Эти строки отнюдь не в оправдание Ивана Грозного! Просто надо понимать, что он был как все, как бы это ужасно ни выглядело.
В царских покоях снова гомон, непотребные крики, срамные песни, звон чаш… Весело царю Ивану Васильевичу. Такого не могло быть при прежней царице Анастасии, столько мерзости Москва раньше не видывала.

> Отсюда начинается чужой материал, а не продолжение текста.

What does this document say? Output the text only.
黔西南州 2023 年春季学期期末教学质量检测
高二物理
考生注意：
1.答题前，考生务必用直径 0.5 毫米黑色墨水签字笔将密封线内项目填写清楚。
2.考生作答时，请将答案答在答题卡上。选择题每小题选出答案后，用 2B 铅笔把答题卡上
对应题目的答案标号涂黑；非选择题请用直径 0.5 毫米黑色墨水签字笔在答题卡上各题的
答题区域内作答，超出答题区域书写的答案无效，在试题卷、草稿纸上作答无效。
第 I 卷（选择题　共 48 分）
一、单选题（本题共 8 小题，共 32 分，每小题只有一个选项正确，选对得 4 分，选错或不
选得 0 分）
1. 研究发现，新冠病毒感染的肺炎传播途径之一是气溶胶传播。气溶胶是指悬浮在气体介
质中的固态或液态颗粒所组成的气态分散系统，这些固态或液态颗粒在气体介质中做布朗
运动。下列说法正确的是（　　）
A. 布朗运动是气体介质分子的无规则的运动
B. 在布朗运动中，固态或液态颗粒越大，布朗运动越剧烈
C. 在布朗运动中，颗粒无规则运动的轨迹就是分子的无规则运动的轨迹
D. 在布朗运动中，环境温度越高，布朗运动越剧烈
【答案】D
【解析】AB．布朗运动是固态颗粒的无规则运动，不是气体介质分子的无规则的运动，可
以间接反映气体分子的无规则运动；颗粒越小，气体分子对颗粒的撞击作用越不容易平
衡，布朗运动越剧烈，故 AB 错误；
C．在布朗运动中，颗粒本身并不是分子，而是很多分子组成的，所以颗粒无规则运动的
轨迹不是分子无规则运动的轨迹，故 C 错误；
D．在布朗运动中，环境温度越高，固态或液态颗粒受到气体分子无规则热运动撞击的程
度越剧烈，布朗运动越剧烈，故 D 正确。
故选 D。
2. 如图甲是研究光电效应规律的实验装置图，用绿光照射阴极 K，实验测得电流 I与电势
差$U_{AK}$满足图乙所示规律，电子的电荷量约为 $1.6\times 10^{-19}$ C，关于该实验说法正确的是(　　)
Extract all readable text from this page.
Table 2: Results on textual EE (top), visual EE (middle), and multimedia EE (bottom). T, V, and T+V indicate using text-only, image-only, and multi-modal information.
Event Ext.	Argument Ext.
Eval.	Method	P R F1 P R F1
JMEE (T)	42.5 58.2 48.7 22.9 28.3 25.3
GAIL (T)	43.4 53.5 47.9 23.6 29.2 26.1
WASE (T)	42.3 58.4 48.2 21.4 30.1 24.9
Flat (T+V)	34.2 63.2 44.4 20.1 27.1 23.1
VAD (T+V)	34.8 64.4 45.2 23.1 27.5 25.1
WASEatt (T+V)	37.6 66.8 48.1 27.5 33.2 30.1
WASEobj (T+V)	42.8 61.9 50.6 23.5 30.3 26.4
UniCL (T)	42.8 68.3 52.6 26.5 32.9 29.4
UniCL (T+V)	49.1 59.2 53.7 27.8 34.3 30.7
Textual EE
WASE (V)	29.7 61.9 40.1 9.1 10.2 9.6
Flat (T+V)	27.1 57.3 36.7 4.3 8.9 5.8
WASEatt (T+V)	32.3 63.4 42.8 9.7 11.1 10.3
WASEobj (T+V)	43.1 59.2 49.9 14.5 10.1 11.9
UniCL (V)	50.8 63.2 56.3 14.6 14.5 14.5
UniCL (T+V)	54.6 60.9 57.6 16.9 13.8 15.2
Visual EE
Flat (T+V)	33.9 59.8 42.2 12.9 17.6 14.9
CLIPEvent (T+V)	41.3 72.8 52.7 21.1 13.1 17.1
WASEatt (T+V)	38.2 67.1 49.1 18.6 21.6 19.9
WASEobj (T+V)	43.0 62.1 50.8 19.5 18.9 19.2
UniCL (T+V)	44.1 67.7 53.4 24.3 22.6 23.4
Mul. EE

Иван с усмешкой оглядел пирующих. Большинство были изрядно пьяны, кто-то орал, требуя еще вина, кто-то уже требовал девок… Левкий орал не меньше других, то и дело проливая на святительские одежды вино и капая жиром от еды. Вдруг взгляд царя остановился на Иване Мякинине. Он не был ни особо родовит, ни примечателен чем-либо другим, так, из обычных собутыльников. Иван жестом подозвал к себе холопа, что-то сказал на ухо. Тот, постаравшись скрыть изумление, кивнул головой и исчез.
Немного погодя, когда холоп вернулся, царь вдруг призвал к вниманию. Вмиг замолкли все. Пирующие хорошо усвоили, что, как бы ни было шумно, голос Ивана Васильевича должно быть слышно всегда!